Nate exchanged a quick look with Reed, pained at the thought of Alden’s entire life spent indoors, surrounded by his mother’s things and the sound of his grandmother’s paper-rustle voice.
They stopped to drink acidic water from a broken gutter and made their way to the rails—the shortest path to the spot Reed had picked to meet up with the girls. The rain had stopped, and the evening sun shone through breaks in the thick cloud cover. People came out of their homes, clearing broken concrete out of doorways and sweeping glass off the street.
There was something beautiful about every small effort to return the Withers back to the way it had been before the train wreck and the fires and the mobs of angry people. Wretched or not, this was their home. For most people, the Withers would be the only home they’d ever have. Even if the gates opened, the city wasn’t going to welcome every Witherson to its gleaming towers.
They traveled slowly, silent except for Alden’s coarse breaths. Every few minutes, he swallowed back a sound of pain. He was hurt more than he was letting on. Reed threaded Alden’s arm over his shoulder.
He’s never quiet. Not like this.
The sickly sweet tang of decay hung in the air as they passed a building reduced to rubble. A lumpy pile of bodies rotted in the street below them. No one ever left bodies out in the Withers. They brought them to the shoreline and pushed them into the sludge or burned them in the street. But someone had left those bodies there. Someone had run away from them and never looked back.
The rails were crowded, but no one spared a glance at Alden’s barefoot, hobbling form. He fit in with the other dusty, bleeding travelers. Everyone walked with the clumsy momentum of fear. A family passed, carrying bloodied children who clung tightly, wide-eyed and silent.
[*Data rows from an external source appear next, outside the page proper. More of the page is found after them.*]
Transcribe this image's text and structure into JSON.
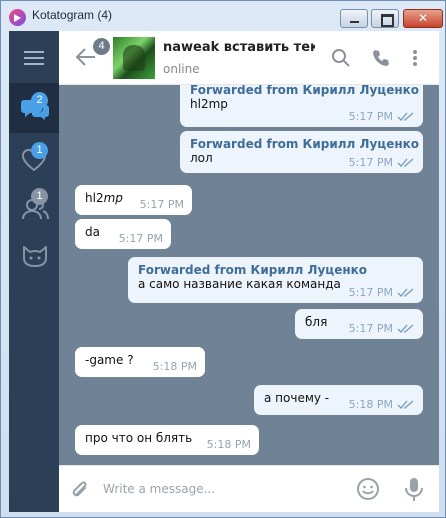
{
  "window": {
    "title": "Kotatogram (4)",
    "close_glyph": "✕"
  },
  "sidebar": {
    "items": [
      {
        "name": "chats",
        "icon": "chats-icon",
        "badge": "2",
        "active": true
      },
      {
        "name": "favorites",
        "icon": "heart-icon",
        "badge": "1"
      },
      {
        "name": "contacts",
        "icon": "people-icon",
        "badge": "1"
      },
      {
        "name": "bots",
        "icon": "cat-icon"
      }
    ]
  },
  "header": {
    "unread_badge": "4",
    "chat_name": "naweak вставить тек...",
    "status": "online"
  },
  "messages": [
    {
      "dir": "out",
      "forwarded": "Forwarded from Кирилл Луценко",
      "text": "hl2mp",
      "time": "5:17 PM"
    },
    {
      "dir": "out",
      "forwarded": "Forwarded from Кирилл Луценко",
      "text": "лол",
      "time": "5:17 PM"
    },
    {
      "dir": "in",
      "text_plain": "hl2",
      "text_italic": "mp",
      "time": "5:17 PM"
    },
    {
      "dir": "in",
      "text": "da",
      "time": "5:17 PM"
    },
    {
      "dir": "out",
      "forwarded": "Forwarded from Кирилл Луценко",
      "text": "а само название какая команда",
      "time": "5:17 PM"
    },
    {
      "dir": "out",
      "text": "бля",
      "time": "5:17 PM"
    },
    {
      "dir": "in",
      "text": "-game ?",
      "time": "5:18 PM"
    },
    {
      "dir": "out",
      "text": "а почему -",
      "time": "5:18 PM"
    },
    {
      "dir": "in",
      "text": "про что он блять",
      "time": "5:18 PM"
    }
  ],
  "composer": {
    "placeholder": "Write a message..."
  },
  "colors": {
    "sidebar": "#2b3f56",
    "chat_background": "#6f8296",
    "accent": "#4aa0e6",
    "forwarded_name": "#3e6d9a",
    "read_ticks": "#6f9bc7"
  }
}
Alden’s pale skin gleamed with sweat. He scanned the faces of everyone who passed as if afraid he’d recognize someone. With his shop gone and a surplus of Breaker chem on the streets from the fiends’ raid on Agatha’s basement, Alden had no power. There were no more bargains to be made.
Reed kept silent, his jaw tense and twitching as he matched Alden’s sluggish pace and carried the brunt of his weight. They’d already be at the meeting place if they could run.
And it wouldn’t take skill to track them.
Nate longed for a ticker and his tools, something to keep his hands busy and his mind quiet. Walking wasn’t enough.
Sadness pressed at him, sudden and heavy. “Fran knew she would die.”
“I’m sure it was a lucky guess.” Alden shivered, beyond the help of anything Fran could have knitted to warm him up. “Everyone knows they’re going to die.”
“She told me about the Mainland,” Nate said. “She believed in it.”
“While I appreciate your conviction,” Alden said, measuring his words out like each one taxed him, “I feel the need to remind you that my grandmother also believed that the cockroaches in her bedroom were trying to get a look at her knickers.”
Reed’s tense expression softened to a twitch of a smile.
“How will she get her happy ending now?” Alden asked.
“Your grandmother?” Reed adjusted his grip on Alden and cast Nate a concerned look.
Alden’s voice went icy. “My grandmother is dead.”
“Pixel,” Nate explained, remembering a day that felt like a year ago, though it couldn’t have been much longer than a few weeks. Alden had told him that hope was a fragile thing, but here they were with nothing left but hope.
“I never would have fed from her.” Alden stumbled and caught himself with a low, breathless curse.
Nate wanted to believe him, but the memory of the fiends in Agatha’s basement was too fresh. They’d all been regular people once. People who’d made choices—good and bad. Chem had wrenched those choices out of their hands.
“This is our stop,” Reed said.
Nate went down the stairs first, watching Alden closely as he shuffled down the steps, swaying and nearly stumbling to his knees. Reed caught him and met Nate’s gaze in silent assurance that he wasn’t going to let him fall.
Whether Alden liked it or not, Reed had made him part of the gang when he’d led him out of the shop.
But even with the help, Alden wasn’t going to make it much farther.
They pressed on silently. If Nate gave his fears a name, grief would swallow him up.
Down on the street level, bin-fires cast a warm glow. On this block, every street ran slightly downhill, affording a view of Gathos City in the distance across the channel. It glittered, each tower radiant with more lights than the Withers had altogether.
The gull-catcher was an old man, blind in one eye and hard of hearing. He sold the fresh carcasses from his shop on the street level and spent every morning up on the roof, setting traps and coaxing gulls with gruel made of bug guts and water from the waste trenches. Nate had never been able to bring himself to buy the fresh meat, to shake the thought of the man’s bare hands stirring piss and plucking gulls in the same morning.
But he sold him wire to set his traps every once in a while, and the old man had taken kindly to Nate and listened to stories about his gang. Kindly enough to ignore the girls on his back stoop, tucked behind rows and rows of bones drying on twine.